Effects of Gastrokine-1 in Bacterial Biofilm Formation

Abstract

Background and hypothesis:  

Gastrokine-1 (GKN1) is produced and secreted by the epithelial cells of the gastric mucosa. It is highly expressed in normal gastric mucosa, and it plays a role in gastric mucosal protection, anti-inflammatory processes and epithelial cell proliferation. While GKN-1 is typically absent in the colon, emerging evidence suggests it may have a protective effects in intestinal inflammatory conditions, such as colitis. Adherent-Invasive Escherichia coli (AIEC) is a gut pathobiont associated with Crohn’s disease that invades intestinal epithelial cells and can form biofilms. Citrobacter rodentium, a murine pathogen, serves as a model for enteropathogenic E. coli-induced colitis. We hypothesize that GKN1 treatment will inhibit or reduce bacterial biofilm formation on intestinal epithelial cells. 

Experimental design:  

Human colorectal carcinoma cell line HCT-116 was cultured on circular glass coverslips (1.8 cm diameter). Cells were pre-treated with recombinant GKN1 before incubation with bacterial suspensions of either AIEC or C. rodentium. The co-culture was maintained overnight (24 hours) under static conditions. A parallel set of samples was prepared without GKN1 treatment as a control. Post-incubation, cells were stained for biofilm and bacterial visualization, mounted, and imaged using fluorescence and confocal microscopy. The experiment was extended to 48 hours in an attempt to amplify observable differences between treated and untreated conditions. 

Results:  

To date, microscopy analysis has not revealed a discernible difference in fluorescence signal or bacterial presence between GKN1-treated and untreated HCT-116 cells. This was consistent across both 24-hour and 48-hour incubation periods, using both fluorescence and confocal imaging. 

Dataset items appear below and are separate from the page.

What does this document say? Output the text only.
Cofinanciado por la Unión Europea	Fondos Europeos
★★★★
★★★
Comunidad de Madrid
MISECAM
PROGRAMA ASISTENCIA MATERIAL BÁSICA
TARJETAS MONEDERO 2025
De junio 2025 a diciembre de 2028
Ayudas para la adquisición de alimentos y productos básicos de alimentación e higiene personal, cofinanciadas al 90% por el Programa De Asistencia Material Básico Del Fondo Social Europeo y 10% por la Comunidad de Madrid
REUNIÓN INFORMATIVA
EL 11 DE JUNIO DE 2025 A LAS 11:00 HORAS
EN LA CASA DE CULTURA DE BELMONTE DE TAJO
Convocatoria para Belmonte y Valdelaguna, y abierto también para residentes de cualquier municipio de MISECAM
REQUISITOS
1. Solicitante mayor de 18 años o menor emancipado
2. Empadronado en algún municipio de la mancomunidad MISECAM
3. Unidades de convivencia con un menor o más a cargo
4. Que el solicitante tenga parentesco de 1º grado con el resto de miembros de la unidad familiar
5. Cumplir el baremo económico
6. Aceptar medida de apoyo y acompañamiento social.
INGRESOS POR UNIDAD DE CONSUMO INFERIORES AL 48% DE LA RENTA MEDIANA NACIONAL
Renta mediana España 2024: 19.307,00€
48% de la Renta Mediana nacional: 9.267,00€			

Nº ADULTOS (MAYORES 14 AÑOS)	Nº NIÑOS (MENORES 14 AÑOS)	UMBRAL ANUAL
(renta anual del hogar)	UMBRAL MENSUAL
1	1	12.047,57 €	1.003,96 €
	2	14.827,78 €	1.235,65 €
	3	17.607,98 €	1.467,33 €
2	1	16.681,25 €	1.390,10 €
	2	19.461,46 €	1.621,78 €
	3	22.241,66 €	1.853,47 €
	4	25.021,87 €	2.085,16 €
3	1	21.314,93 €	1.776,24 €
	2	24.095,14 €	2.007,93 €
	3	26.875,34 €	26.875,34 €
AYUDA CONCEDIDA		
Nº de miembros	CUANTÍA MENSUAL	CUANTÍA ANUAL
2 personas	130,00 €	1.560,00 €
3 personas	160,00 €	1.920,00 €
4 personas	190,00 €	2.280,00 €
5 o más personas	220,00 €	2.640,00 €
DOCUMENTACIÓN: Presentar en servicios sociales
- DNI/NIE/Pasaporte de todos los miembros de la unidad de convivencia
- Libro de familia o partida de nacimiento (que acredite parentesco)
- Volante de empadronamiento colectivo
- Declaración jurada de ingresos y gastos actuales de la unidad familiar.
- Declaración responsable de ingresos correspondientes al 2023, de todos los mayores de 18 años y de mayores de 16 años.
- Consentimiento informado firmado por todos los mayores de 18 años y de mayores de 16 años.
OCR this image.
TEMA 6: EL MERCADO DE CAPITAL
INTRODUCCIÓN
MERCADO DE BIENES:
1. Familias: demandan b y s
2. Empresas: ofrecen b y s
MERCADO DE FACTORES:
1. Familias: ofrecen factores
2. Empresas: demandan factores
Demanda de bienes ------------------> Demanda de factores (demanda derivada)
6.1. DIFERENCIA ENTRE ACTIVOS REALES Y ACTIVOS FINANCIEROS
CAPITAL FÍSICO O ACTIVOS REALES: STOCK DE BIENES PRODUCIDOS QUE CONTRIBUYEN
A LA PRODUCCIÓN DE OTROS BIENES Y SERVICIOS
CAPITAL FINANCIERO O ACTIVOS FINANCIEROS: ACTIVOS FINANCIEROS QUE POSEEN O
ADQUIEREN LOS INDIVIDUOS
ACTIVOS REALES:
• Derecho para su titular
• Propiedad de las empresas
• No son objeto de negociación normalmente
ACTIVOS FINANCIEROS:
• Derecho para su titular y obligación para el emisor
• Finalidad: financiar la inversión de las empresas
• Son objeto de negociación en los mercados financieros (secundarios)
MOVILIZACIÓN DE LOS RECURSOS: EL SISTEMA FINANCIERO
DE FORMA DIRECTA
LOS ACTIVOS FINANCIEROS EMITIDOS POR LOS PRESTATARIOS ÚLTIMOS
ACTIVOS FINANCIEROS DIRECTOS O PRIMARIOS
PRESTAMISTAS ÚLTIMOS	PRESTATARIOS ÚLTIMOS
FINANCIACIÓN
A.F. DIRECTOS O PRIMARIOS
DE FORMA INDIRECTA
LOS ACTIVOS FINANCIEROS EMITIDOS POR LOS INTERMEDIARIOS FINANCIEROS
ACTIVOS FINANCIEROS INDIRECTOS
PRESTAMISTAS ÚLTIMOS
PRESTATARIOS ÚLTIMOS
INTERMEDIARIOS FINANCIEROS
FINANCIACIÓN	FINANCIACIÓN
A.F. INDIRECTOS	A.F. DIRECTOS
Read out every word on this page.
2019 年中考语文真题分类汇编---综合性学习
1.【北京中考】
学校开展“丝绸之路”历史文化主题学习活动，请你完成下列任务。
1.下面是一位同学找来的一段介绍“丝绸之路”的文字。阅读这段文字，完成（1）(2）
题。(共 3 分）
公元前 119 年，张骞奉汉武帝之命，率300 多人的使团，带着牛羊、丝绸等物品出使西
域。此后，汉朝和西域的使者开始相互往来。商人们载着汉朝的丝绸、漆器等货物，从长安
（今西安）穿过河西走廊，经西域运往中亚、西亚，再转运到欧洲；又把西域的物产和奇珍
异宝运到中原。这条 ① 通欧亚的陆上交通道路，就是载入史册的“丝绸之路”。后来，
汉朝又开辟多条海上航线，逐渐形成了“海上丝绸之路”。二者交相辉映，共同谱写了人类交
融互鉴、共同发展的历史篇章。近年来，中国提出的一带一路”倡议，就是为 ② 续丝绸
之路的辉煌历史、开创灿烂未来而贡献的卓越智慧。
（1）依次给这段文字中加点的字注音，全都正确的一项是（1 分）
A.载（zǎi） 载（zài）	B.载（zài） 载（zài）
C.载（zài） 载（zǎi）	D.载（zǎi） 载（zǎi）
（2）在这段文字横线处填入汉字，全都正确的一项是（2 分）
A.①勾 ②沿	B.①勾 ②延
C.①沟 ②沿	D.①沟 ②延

Conclusion and potential impact:  

Although our results did not support the original hypothesis, this experiment highlights the challenge of translating known gastric effects of GKN1 to colonic cell models. GKN1 is well-documented to maintain gastric epithelial integrity and modulate mucin production, yet its role in intestinal epithelial–bacterial interactions remains poorly defined. 

The lack of observed biofilm inhibition suggests several possible explanations, including cell line limitations, protein activity loss, or ineffective localization of GKN1 in this in vitro setup. These findings warrant further investigation, such as testing different cell lines, using in vivo colitis models, or exploring dose and timing variations of GKN1 application. 

Despite the inconclusive outcome, this study provides a valuable starting point for exploring GKN1 as a therapeutic or modulatory agent in the context of intestinal infections and inflammation.